Case Study: Vessel Identity Laundering

Just another area left for maritime organisations to tackle efficiently! There have been frequent cases where vessels, either because they are sanctioned from the authorities or for other illicit purposes transform into an entirely new vessel by tampering with their Physical, Registered or Digital identities. Presently, vessel identity laundering has two typologies as researched by C4ADS:

  1. Direct Vessel Identity Laundering
  2. Indirect Vessel Identity Laundering

Direct Vessel Identity Laundering Operation

A direct vessel identity laundering operation typically follows a three-step process and only requires one real ship (the dirty vessel itself):

Step 1 Preparation and Disguise: Physical Identity Tampering

Step 2 Creating a Shell Identity: IMO Number Fraud

Step 3 Assuming a Shell Identity: Digital Identity Tampering

Indirect Vessel Identity Laundering Operation

Indirect vessel identity laundering operations are more complex than direct vessel identity laundering operations. While direct vessel identity laundering requires only one vessel, indirect vessel identity laundering operations require the participation of at least two real ships (including the dirty vessel and a clean “intermediary” vessel). However, the goal is still the same: to provide the dirty vessel with a clean identity.

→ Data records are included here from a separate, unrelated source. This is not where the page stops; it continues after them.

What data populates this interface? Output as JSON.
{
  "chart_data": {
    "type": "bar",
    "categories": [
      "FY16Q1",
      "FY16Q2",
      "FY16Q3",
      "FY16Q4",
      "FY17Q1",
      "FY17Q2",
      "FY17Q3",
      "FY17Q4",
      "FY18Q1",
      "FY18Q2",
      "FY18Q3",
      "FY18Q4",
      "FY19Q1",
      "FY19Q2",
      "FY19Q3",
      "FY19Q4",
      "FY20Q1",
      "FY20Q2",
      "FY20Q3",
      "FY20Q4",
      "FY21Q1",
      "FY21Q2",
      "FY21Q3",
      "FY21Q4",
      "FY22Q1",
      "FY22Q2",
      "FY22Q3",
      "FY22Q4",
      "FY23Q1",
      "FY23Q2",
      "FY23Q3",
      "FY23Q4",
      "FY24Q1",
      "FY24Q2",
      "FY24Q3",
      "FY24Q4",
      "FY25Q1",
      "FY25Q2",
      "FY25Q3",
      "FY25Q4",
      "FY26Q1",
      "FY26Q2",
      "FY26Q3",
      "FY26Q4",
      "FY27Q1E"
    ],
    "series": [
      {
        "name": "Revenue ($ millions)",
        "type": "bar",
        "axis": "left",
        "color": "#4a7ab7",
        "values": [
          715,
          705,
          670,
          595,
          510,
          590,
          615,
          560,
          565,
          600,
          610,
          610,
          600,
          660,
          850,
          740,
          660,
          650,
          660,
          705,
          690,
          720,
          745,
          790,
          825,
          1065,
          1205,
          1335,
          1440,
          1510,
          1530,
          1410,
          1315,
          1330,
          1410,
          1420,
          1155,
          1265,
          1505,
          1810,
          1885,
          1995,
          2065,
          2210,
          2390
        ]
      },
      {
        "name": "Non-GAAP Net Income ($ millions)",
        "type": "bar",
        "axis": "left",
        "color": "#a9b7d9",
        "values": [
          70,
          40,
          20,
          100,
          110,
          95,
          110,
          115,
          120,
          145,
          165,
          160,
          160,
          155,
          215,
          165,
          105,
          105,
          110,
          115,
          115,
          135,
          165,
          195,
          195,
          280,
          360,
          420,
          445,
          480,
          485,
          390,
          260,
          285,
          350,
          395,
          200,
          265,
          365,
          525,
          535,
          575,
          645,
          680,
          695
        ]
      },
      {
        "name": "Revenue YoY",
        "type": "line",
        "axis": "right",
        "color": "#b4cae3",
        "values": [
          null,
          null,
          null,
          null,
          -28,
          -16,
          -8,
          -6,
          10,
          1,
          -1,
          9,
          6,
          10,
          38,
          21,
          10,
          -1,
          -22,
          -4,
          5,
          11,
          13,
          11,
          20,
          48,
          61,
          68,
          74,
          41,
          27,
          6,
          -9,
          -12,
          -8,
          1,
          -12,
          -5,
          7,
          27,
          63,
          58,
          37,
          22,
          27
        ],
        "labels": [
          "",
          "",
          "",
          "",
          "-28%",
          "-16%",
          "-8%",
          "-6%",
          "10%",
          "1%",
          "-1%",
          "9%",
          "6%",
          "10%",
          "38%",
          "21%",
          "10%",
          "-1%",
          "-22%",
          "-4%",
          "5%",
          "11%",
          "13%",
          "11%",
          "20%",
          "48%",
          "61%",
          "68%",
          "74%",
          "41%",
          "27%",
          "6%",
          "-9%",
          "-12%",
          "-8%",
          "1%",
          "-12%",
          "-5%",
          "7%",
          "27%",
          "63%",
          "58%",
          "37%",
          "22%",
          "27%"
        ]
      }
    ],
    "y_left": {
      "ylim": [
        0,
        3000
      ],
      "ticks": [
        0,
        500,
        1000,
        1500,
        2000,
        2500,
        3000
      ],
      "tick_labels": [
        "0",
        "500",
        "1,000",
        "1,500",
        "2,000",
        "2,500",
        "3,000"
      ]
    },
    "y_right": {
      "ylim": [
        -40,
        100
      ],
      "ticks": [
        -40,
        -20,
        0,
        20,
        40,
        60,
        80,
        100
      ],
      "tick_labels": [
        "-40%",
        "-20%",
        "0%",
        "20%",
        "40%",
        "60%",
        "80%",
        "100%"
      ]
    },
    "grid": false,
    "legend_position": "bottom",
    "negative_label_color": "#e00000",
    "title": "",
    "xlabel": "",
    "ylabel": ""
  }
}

Indirect vessel identity laundering operations typically follow a four-step process:

Step 1 Preparation and Disguise: Physical Identity Tampering

Step 2 Creating a Shell Identity: IMO Number Fraud

Step 3 The Intermediary Ship Assumes the Shell Identity: Digital Identity Tampering

Step 4 The Dirty Ship Assumes the Vacated Identity of the Intermediary Ship: Digital Identity Tampering

If you wish to give the C4ADS report on vessel identity laundering a read, here’s the link: https://c4ads.org/s/Unmasked-Vessel-Identity-Laundering-North-Korea-f2nf.pdf

Conclusion

Indeed a lot of areas in the maritime industry need more regulations and newer methods so as to remain updated with the technology, and majorly securing themselves from prevalent cyberattacks is of utmost importance.